A similar problem at the Cutteslowe Community Larder means its policy of welcoming all, regardless of income, has become more complicated. During Covid, it was easy to give discounted food to everyone because it would have simply been thrown away otherwise, Murray said. “I feel a little more uncomfortable about it now, because the amount of excess food coming out of supermarkets is reducing.”

He has continued to resist means-testing the larder because that would undermine its ability to build a resilient and self-supporting community. The greater the diversity of the membership, the more the members are able to help each other, he said. Some grow vegetables to bring each week, while others organise benefits advice or second-hand school uniform sales.  

Physical and spiritual hunger

Henderson, from Church Action on Poverty agreed: “We have this sense that it’s all about the food, but it’s not.” Providing food brought members into the pantry but, once there, they also gained access to relationships that helped move them towards getting back into work or gaining new skills. 

In Norwich, the community wanted to see spiritual transformation too.

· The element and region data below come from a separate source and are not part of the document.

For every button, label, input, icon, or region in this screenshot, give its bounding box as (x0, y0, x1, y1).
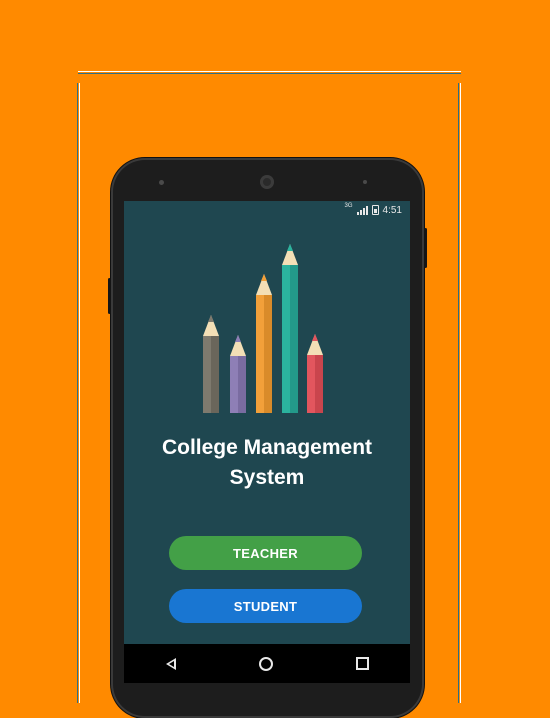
frame-top-border (78, 71, 461, 74)
app-screen: 3G 4:51 College Management System TEACHE… (124, 201, 410, 683)
status-bar: 3G 4:51 (124, 201, 410, 219)
pencils-logo (203, 244, 323, 413)
battery-icon (371, 205, 379, 215)
pencil-teal-icon (282, 244, 298, 413)
sensor-dot-right (363, 180, 367, 184)
pencil-gray-icon (203, 315, 219, 413)
power-button (424, 228, 427, 268)
recent-apps-icon[interactable] (355, 657, 369, 670)
sensor-dot (159, 180, 164, 185)
status-time: 4:51 (382, 204, 402, 216)
teacher-button[interactable]: TEACHER (169, 536, 362, 570)
signal-icon (356, 205, 368, 215)
phone-device: 3G 4:51 College Management System TEACHE… (108, 158, 427, 718)
network-type: 3G (344, 203, 353, 209)
pencil-red-icon (307, 334, 323, 413)
frame-left-border (77, 83, 80, 703)
volume-button (108, 278, 111, 314)
home-icon[interactable] (258, 656, 273, 671)
navigation-bar (124, 644, 410, 683)
pencil-orange-icon (256, 274, 272, 413)
app-title-line1: College Management (161, 436, 373, 459)
back-icon[interactable] (165, 657, 176, 670)
pencil-purple-icon (230, 335, 246, 413)
app-title-line2: System (229, 466, 305, 489)
frame-right-border (458, 83, 461, 703)
front-camera (260, 175, 274, 189)
app-title: College Management System (124, 433, 410, 493)
student-button[interactable]: STUDENT (169, 589, 362, 623)
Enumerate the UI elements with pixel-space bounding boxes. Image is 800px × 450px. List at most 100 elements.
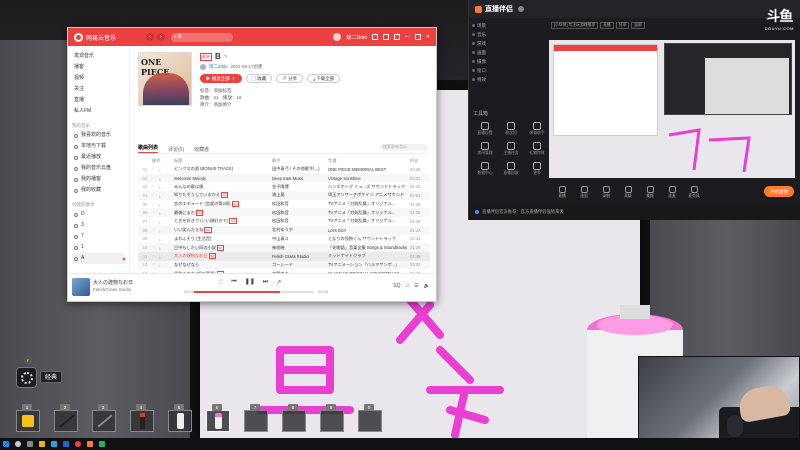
next-icon[interactable]: ⏭	[263, 279, 268, 286]
tab-songs[interactable]: 歌曲列表	[138, 144, 159, 153]
song-actions[interactable]: ♡ ⤓	[152, 217, 174, 226]
hotbar-slot[interactable]: 7	[244, 404, 278, 432]
stream-assistant-window[interactable]: 直播伴侣 斗鱼 DOUYU.COM 场景 音乐 游戏 画面 摄像 窗口 特效 工具箱 直播设…	[468, 0, 800, 220]
task-view-icon[interactable]	[27, 441, 33, 447]
pause-button[interactable]: ❚❚	[244, 277, 255, 287]
table-row[interactable]: 03 ♡ ⤓ みんなの歌は僕 金子隆博 ハンズホーグ ミュ...ズ サウンドトラック 01…	[138, 182, 430, 191]
song-artist[interactable]: 神前暁	[272, 243, 328, 252]
minimize-icon[interactable]: —	[405, 34, 410, 40]
sidebar-item[interactable]: 本地与下载	[72, 141, 125, 152]
notice-text[interactable]: 直播伴侣官方推荐：官方直播伴侣强势来袭	[482, 209, 564, 215]
playlist-queue-icon[interactable]: ☰	[414, 283, 418, 289]
back-arrow-icon[interactable]: ‹	[146, 33, 155, 41]
share-button[interactable]: ↗ 分享	[276, 74, 304, 83]
song-actions[interactable]: ♡ ⤓	[152, 165, 174, 174]
skin-icon[interactable]	[393, 34, 400, 40]
quality-icon[interactable]: SQ	[393, 283, 400, 289]
sidebar-item[interactable]: 视频	[72, 73, 125, 84]
song-title[interactable]: なぜなぜなら	[174, 260, 272, 270]
windows-start-icon[interactable]	[3, 441, 9, 447]
song-actions[interactable]: ♡ ⤓	[152, 191, 174, 200]
hotbar-slot[interactable]: 4	[130, 404, 164, 432]
table-row[interactable]: 10 ♡ ⤓ 日中もしたい同の小説 SQ 神前暁 「化物語」音楽全集 Songs & So…	[138, 243, 430, 252]
sidebar-item[interactable]: 关注	[72, 84, 125, 95]
scene-visibility-icon[interactable]	[472, 51, 475, 54]
steam-icon[interactable]	[63, 441, 69, 447]
table-row[interactable]: 12 ♡ ⤓ なぜなぜなら ゴーシーヤ TVアニメーション「ハルヲサンポ...」 03:0…	[138, 260, 430, 270]
hotbar-slot[interactable]: 1	[16, 404, 50, 432]
song-album[interactable]: TVアニメーション「ハルヲサンポ...」	[328, 260, 410, 270]
douyu-taskbar-icon[interactable]	[87, 441, 93, 447]
hotbar-slot-box[interactable]	[320, 410, 344, 432]
scene-visibility-icon[interactable]	[472, 24, 475, 27]
stream-bottom-button[interactable]: 美颜	[641, 185, 659, 199]
song-artist[interactable]: Fetish Grass Studio	[272, 251, 328, 261]
table-row[interactable]: 04 ♡ ⤓ 知りたそうしているかえ SQ 浦上晃 埼玉アンサーチポケイン アニメサウンド…	[138, 191, 430, 200]
music-app-window[interactable]: 网易云音乐 ‹ › ⌕ B 烧二Zinki — ✕ 发现音乐 播客 视频 关注 直播 私人…	[67, 27, 437, 302]
song-artist[interactable]: 金子隆博	[272, 182, 328, 191]
stream-preview[interactable]	[549, 40, 795, 178]
song-album[interactable]: ハンズホーグ ミュ...ズ サウンドトラック	[328, 182, 410, 191]
preview-chip[interactable]: 分享	[615, 22, 630, 29]
stream-bottom-button[interactable]: 录制	[597, 185, 615, 199]
mode-label[interactable]: 经典	[40, 371, 63, 383]
song-artist[interactable]: 松田和音	[272, 200, 328, 209]
column-header[interactable]	[138, 157, 152, 165]
hotbar-slot-box[interactable]	[168, 410, 192, 432]
toolbox-item[interactable]: 房间管理	[473, 140, 497, 158]
table-row[interactable]: 09 ♡ ⤓ まわふそり (生活音) 中山真斗 となりの怪物くん サウンドトラック 02:…	[138, 235, 430, 244]
song-title[interactable]: 大人の建物なお日 SQ	[174, 251, 272, 261]
song-title[interactable]: ときを好きで (いい顔好きで) SQ	[174, 217, 272, 226]
song-actions[interactable]: ♡ ⤓	[152, 260, 174, 270]
now-playing-title[interactable]: 大人の建物なお日	[93, 279, 133, 286]
toolbox-item[interactable]: 直播回放	[499, 160, 523, 178]
song-artist[interactable]: 松田和音	[272, 217, 328, 226]
scene-item[interactable]: 游戏	[472, 39, 542, 48]
hotbar-slot-box[interactable]	[358, 410, 382, 432]
toolbox-item[interactable]: 数据中心	[473, 160, 497, 178]
song-album[interactable]: ミッドナイトクラブ	[328, 251, 410, 261]
edit-icon[interactable]: ✎	[224, 54, 228, 60]
like-download-icons[interactable]: ♡ ⤓	[152, 202, 162, 207]
scene-visibility-icon[interactable]	[472, 69, 475, 72]
hotbar-slot[interactable]: 2	[54, 404, 88, 432]
column-header[interactable]: 标题	[174, 157, 272, 165]
song-title[interactable]: まわふそり (生活音)	[174, 235, 272, 244]
scene-item[interactable]: 窗口	[472, 66, 542, 75]
sidebar-item[interactable]: 我的音乐云盘	[72, 163, 125, 174]
like-download-icons[interactable]: ♡ ⤓	[152, 236, 162, 241]
hotbar-slot[interactable]: 0	[358, 404, 392, 432]
song-album[interactable]: ONE PIECE MEMORIAL BEST	[328, 165, 410, 174]
toolbox-item[interactable]: 礼物特效	[525, 140, 549, 158]
like-icon[interactable]: ♡	[218, 279, 223, 286]
scene-visibility-icon[interactable]	[472, 60, 475, 63]
scene-item[interactable]: 画面	[472, 48, 542, 57]
forward-arrow-icon[interactable]: ›	[157, 33, 166, 41]
song-title[interactable]: 知りたそうしているかえ SQ	[174, 191, 272, 200]
toolbox-item[interactable]: 粉丝团	[499, 120, 523, 138]
sidebar-item[interactable]: 播客	[72, 62, 125, 73]
like-download-icons[interactable]: ♡ ⤓	[152, 219, 162, 224]
song-actions[interactable]: ♡ ⤓	[152, 173, 174, 183]
hotbar-slot-box[interactable]	[206, 410, 230, 432]
song-album[interactable]: TVアニメ「刀剣乱舞」オリジナル...	[328, 200, 410, 209]
sidebar-item[interactable]: 私人FM	[72, 106, 125, 117]
table-row[interactable]: 07 ♡ ⤓ ときを好きで (いい顔好きで) SQ 松田和音 TVアニメ「刀剣乱舞」オリジ…	[138, 217, 430, 226]
table-row[interactable]: 01 ♡ ⤓ ビンクスの酒 (BONUS TRACK) 田中真弓 / その他歌手(..…	[138, 165, 430, 174]
sidebar-item[interactable]: 我喜欢的音乐	[72, 130, 125, 141]
song-album[interactable]: TVアニメ「刀剣乱舞」オリジナル...	[328, 217, 410, 226]
preview-chip[interactable]: [小伙伴] 专注玩游戏推荐	[551, 22, 599, 29]
song-actions[interactable]: ♡ ⤓	[152, 208, 174, 218]
song-actions[interactable]: ♡ ⤓	[152, 225, 174, 235]
song-title[interactable]: 日中もしたい同の小説 SQ	[174, 243, 272, 252]
hotbar-slot[interactable]: 8	[282, 404, 316, 432]
like-download-icons[interactable]: ♡ ⤓	[152, 193, 162, 198]
sidebar-playlist-item[interactable]: 7	[72, 231, 125, 242]
song-artist[interactable]: 北村ゆうや	[272, 225, 328, 235]
close-icon[interactable]: ✕	[426, 34, 430, 40]
stream-bottom-button[interactable]: 画面	[575, 185, 593, 199]
like-download-icons[interactable]: ♡ ⤓	[152, 210, 162, 215]
song-actions[interactable]: ♡ ⤓	[152, 243, 174, 252]
sidebar-playlist-item[interactable]: 1	[72, 242, 125, 253]
edge-icon[interactable]	[51, 441, 57, 447]
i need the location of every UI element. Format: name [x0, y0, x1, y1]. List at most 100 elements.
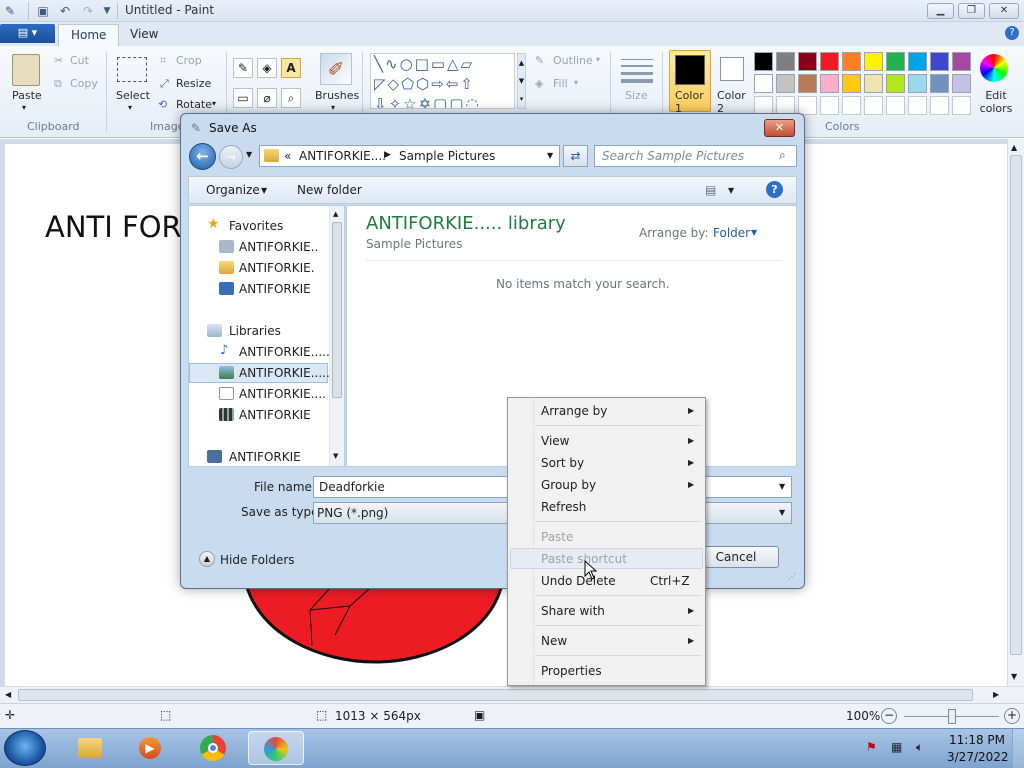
palette-swatch[interactable]: [776, 74, 795, 93]
brushes-dropdown-icon[interactable]: ▾: [331, 103, 335, 112]
action-center-flag-icon[interactable]: ⚑: [866, 740, 877, 754]
outline-button[interactable]: Outline: [553, 54, 593, 67]
taskbar-paint-icon[interactable]: [248, 731, 304, 765]
custom-color-slot[interactable]: [952, 96, 971, 115]
network-icon[interactable]: ▦: [891, 740, 902, 754]
resize-grip[interactable]: ⋰: [788, 572, 796, 581]
palette-swatch[interactable]: [842, 52, 861, 71]
address-dropdown-icon[interactable]: ▼: [547, 151, 553, 160]
hide-folders-icon[interactable]: ▲: [199, 551, 215, 567]
scroll-up-icon[interactable]: ▲: [1011, 143, 1017, 152]
menu-sort-by[interactable]: Sort by: [541, 456, 584, 470]
scroll-left-icon[interactable]: ◀: [5, 690, 11, 699]
custom-color-slot[interactable]: [842, 96, 861, 115]
nav-fav-item[interactable]: ANTIFORKIE..: [239, 240, 318, 254]
customize-quick-access-icon[interactable]: ▼: [99, 3, 115, 19]
brushes-icon[interactable]: ✐: [320, 53, 352, 85]
size-button[interactable]: Size: [625, 89, 648, 102]
palette-swatch[interactable]: [952, 52, 971, 71]
palette-swatch[interactable]: [864, 74, 883, 93]
palette-swatch[interactable]: [908, 74, 927, 93]
minimize-button[interactable]: ▁: [927, 3, 954, 19]
search-input[interactable]: Search Sample Pictures: [602, 149, 744, 163]
new-folder-button[interactable]: New folder: [297, 183, 362, 197]
palette-swatch[interactable]: [886, 52, 905, 71]
nav-computer[interactable]: ANTIFORKIE: [229, 450, 301, 464]
horizontal-scroll-thumb[interactable]: [18, 689, 973, 701]
zoom-out-button[interactable]: −: [881, 708, 897, 724]
show-desktop-button[interactable]: [1012, 729, 1024, 768]
nav-lib-item[interactable]: ANTIFORKIE......: [239, 345, 334, 359]
save-type-dropdown-icon[interactable]: ▼: [779, 508, 785, 517]
size-icon[interactable]: [621, 57, 653, 83]
outline-dropdown-icon[interactable]: ▾: [596, 55, 600, 64]
breadcrumb-parent[interactable]: ANTIFORKIE....: [299, 149, 386, 163]
undo-icon[interactable]: ↶: [57, 3, 73, 19]
nav-libraries[interactable]: Libraries: [229, 324, 281, 338]
shapes-gallery[interactable]: ╲∿○□▭△▱ ◸◇⬠⬡⇨⇦⇧ ⇩✧☆✡▢▢◌: [370, 53, 515, 109]
select-icon[interactable]: [117, 57, 147, 82]
palette-swatch[interactable]: [930, 52, 949, 71]
hide-folders-button[interactable]: Hide Folders: [220, 553, 295, 567]
palette-swatch[interactable]: [798, 74, 817, 93]
rotate-dropdown-icon[interactable]: ▾: [212, 99, 216, 108]
arrange-by-value[interactable]: Folder: [713, 226, 750, 240]
back-button[interactable]: ←: [189, 143, 216, 170]
tab-view[interactable]: View: [118, 24, 170, 46]
nav-scrollbar[interactable]: ▲ ▼: [329, 206, 344, 466]
nav-favorites[interactable]: Favorites: [229, 219, 283, 233]
save-icon[interactable]: ▣: [35, 3, 51, 19]
paste-button[interactable]: Paste: [12, 89, 42, 102]
paint-menu-button[interactable]: ▤ ▾: [0, 24, 55, 43]
redo-icon[interactable]: ↷: [80, 3, 96, 19]
palette-swatch[interactable]: [754, 52, 773, 71]
refresh-icon[interactable]: ⇄: [563, 145, 588, 167]
nav-lib-item[interactable]: ANTIFORKIE....: [239, 387, 326, 401]
breadcrumb-chevron-icon[interactable]: ▶: [384, 150, 391, 160]
color-picker-icon[interactable]: ⌀: [257, 88, 277, 108]
dialog-close-button[interactable]: ✕: [764, 119, 795, 137]
nav-scroll-thumb[interactable]: [332, 222, 342, 398]
paste-icon[interactable]: [12, 54, 40, 86]
nav-lib-item[interactable]: ANTIFORKIE.....: [239, 366, 330, 380]
shapes-scroll[interactable]: ▲ ▼ ▾: [517, 53, 526, 109]
library-subtitle[interactable]: Sample Pictures: [366, 237, 462, 251]
scroll-down-icon[interactable]: ▼: [1011, 672, 1017, 681]
arrange-dropdown-icon[interactable]: ▼: [751, 228, 757, 237]
palette-swatch[interactable]: [776, 52, 795, 71]
fill-bucket-icon[interactable]: ◈: [257, 58, 277, 78]
menu-refresh[interactable]: Refresh: [541, 500, 586, 514]
file-name-dropdown-icon[interactable]: ▼: [779, 482, 785, 491]
edit-colors-icon[interactable]: [980, 54, 1008, 82]
fill-button[interactable]: Fill: [553, 77, 568, 90]
palette-swatch[interactable]: [798, 52, 817, 71]
maximize-button[interactable]: ❐: [958, 3, 985, 19]
tab-home[interactable]: Home: [58, 24, 120, 46]
pencil-icon[interactable]: ✎: [233, 58, 253, 78]
menu-properties[interactable]: Properties: [541, 664, 602, 678]
address-bar[interactable]: « ANTIFORKIE.... ▶ Sample Pictures ▼: [259, 145, 560, 167]
eraser-icon[interactable]: ▭: [233, 88, 253, 108]
horizontal-scrollbar[interactable]: ◀ ▶: [0, 686, 1024, 703]
clock-time[interactable]: 11:18 PM: [949, 733, 1005, 747]
palette-swatch[interactable]: [820, 52, 839, 71]
breadcrumb-root[interactable]: «: [284, 149, 291, 163]
custom-color-slot[interactable]: [798, 96, 817, 115]
scroll-right-icon[interactable]: ▶: [993, 690, 999, 699]
select-button[interactable]: Select: [116, 89, 150, 102]
resize-button[interactable]: Resize: [176, 77, 211, 90]
rotate-button[interactable]: Rotate: [176, 98, 212, 111]
custom-color-slot[interactable]: [864, 96, 883, 115]
vertical-scrollbar[interactable]: ▲ ▼: [1007, 139, 1024, 686]
edit-colors-button[interactable]: Edit colors: [978, 89, 1014, 115]
palette-swatch[interactable]: [908, 52, 927, 71]
vertical-scroll-thumb[interactable]: [1010, 155, 1022, 655]
select-dropdown-icon[interactable]: ▾: [128, 103, 132, 112]
menu-undo-delete[interactable]: Undo Delete: [541, 574, 616, 588]
palette-swatch[interactable]: [842, 74, 861, 93]
search-box[interactable]: Search Sample Pictures ⌕: [594, 145, 797, 167]
custom-color-slot[interactable]: [886, 96, 905, 115]
palette-swatch[interactable]: [930, 74, 949, 93]
organize-button[interactable]: Organize: [206, 183, 260, 197]
view-dropdown-icon[interactable]: ▼: [728, 186, 734, 195]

Milchem said he and his team ultimately ran the social supermarket because they believed Jesus was the solution to their members’ deepest needs. “Jesus time and time again feeds people…but then he teaches them. No one’s going to want to listen to me talk about how Jesus says ‘You can have life to the full’ if they’re saying: ‘I would really just love a loaf of bread, or some chicken.’ So I think we’re called to do both.” 

He had several stories to share of families who had first joined as members of the original lockdown food delivery project but, through building relationships, had become Christians, got back into work and started volunteering themselves. 

Murray agreed, noting the delicate balance required with these kind of social outreach schemes. He longed to draw his larder members into church fellowship and to introduce them to Jesus, but was wary of exploiting vulnerable people who had primarily come for affordable food. He hoped this would happen organically, but was now exploring more intentional options for sharing the gospel with those within the larder community, such as an evening meal cooked from larder ingredients where members could discuss faith.

All of those interviewed said demand was rising for social supermarkets. In Oxford, the community larder’s membership has grown from 50 at the start in 2020 to 140 today. Church Action on Poverty’s pantry network has exploded in size. With just 14 pantries before Covid-19, today they have 75 and are planning to increase to 225 in the next three years. 


Milchem said his social supermarket currently served 1,000 households and, because of the growing struggles many had at present, they had introduced job clubs, debt advice, mental health groups and other courses. “What I’m really noticing is an increase in the working families that are trying to get to the larder,” Murray said. “We’re nowhere near the worst of this cost of living crisis, this is just the start. And I think, sadly, it’s going to get quite a lot worse before it gets better.”

A final difference between social supermarkets and foodbanks is their long-term vision. Those running foodbanks have often said their dream would be to shut the whole thing down, because nobody in a developed nation should need access to a foodbank. But social supermarkets, focused on cutting food waste and fostering community, are not necessary evils but actively good things. “Once people start to build that hope, they can start to make choices for themselves,” Henderson said. “And pantries are a great springboard for that.” It was quite common for pantry members to continue popping in to visit and volunteer even after they no longer needed help affording food. “They don’t actually need the shop, but they want somebody else to be able to have that. That’s really exciting to see.”